Additionally, eligible retailers will no longer have an option of paying an opt-out penalty in lieu of participating. They’ll have to accept bottle returns, or else face steep fines.

Sen. Toni Atkins of San Diego authored the bill. She declined multiple interview requests through a spokesperson.

“Bolstered by the strong support of the wine and spirits industries, along with environmental groups and local governments, this measure tackles some of the challenges our recycling programs face,” Atkins said in a written statement.

Recycling advocates agree the recycling system needs an overhaul, but some are lukewarm on the changes under SB 1013.

The Container Recycling Institute warned the new programs and investments could cost nearly $900 million in the coming years.

“If everything was fully implemented,” Collins said, “then we’d have a brand new problem on our hands — the (bottle deposit) fund would basically be oversubscribed. Which could lead to the collapse of the whole program.”

And things would only get worse if state leaders continue to draw substantial loans from the fund, Collins noted.

“It’s like, I’ve seen this movie before,” she said, referring to the fund’s deficit over a decade ago.

Mark Murray, executive director of Californians Against Waste, said he isn’t as concerned about the loans from the fund. But he is worried about what’s prioritized under SB 1013.

He and other advocates have voiced concerns that too much money is being put into new and novel recycling initiatives — such as mobile recycling pilot programs — and not enough is being dedicated to the traditional recycling centers that helped boost the recycling rate above 80% in years past.

He said a wiser investment would be more subsidies to those traditional recyclers. Assistance of $2,500 a month, for example, would help keep a small recycling center afloat.

“For that small investment over the next three-to-five years, we could have the 400-to-500 community-based recycling centers we need,” he said.

The solution to California’s recycling problem, he argued, is clear.
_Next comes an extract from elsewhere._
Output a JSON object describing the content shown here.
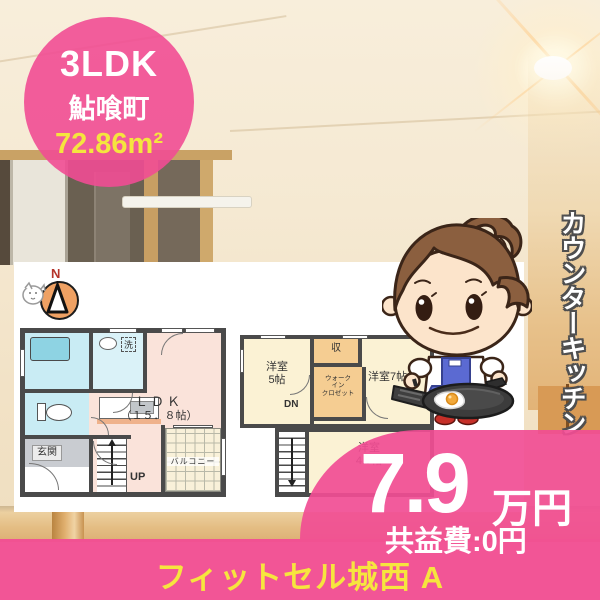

You just have to look back 10 years.

2 thoughts on “Diminishing returns: California’s unclaimed bottle deposits hit $820M as recycling centers close

  1. The recycling program in California has always been a tax scam. It is in the price of the product, so we don’t even think about it anymore. It was and is a good way to ensure all Californians pay a tax regardless of income.

  2. You failed to mention the “icing on the cake” of this recycling tax scam. When you pay this “recycling fee”, you also pay sales tax on the “recycling fee.” You don’t get the sales tax back when you turn in your bottle or can. Governor Gruesom just continues to rake it in.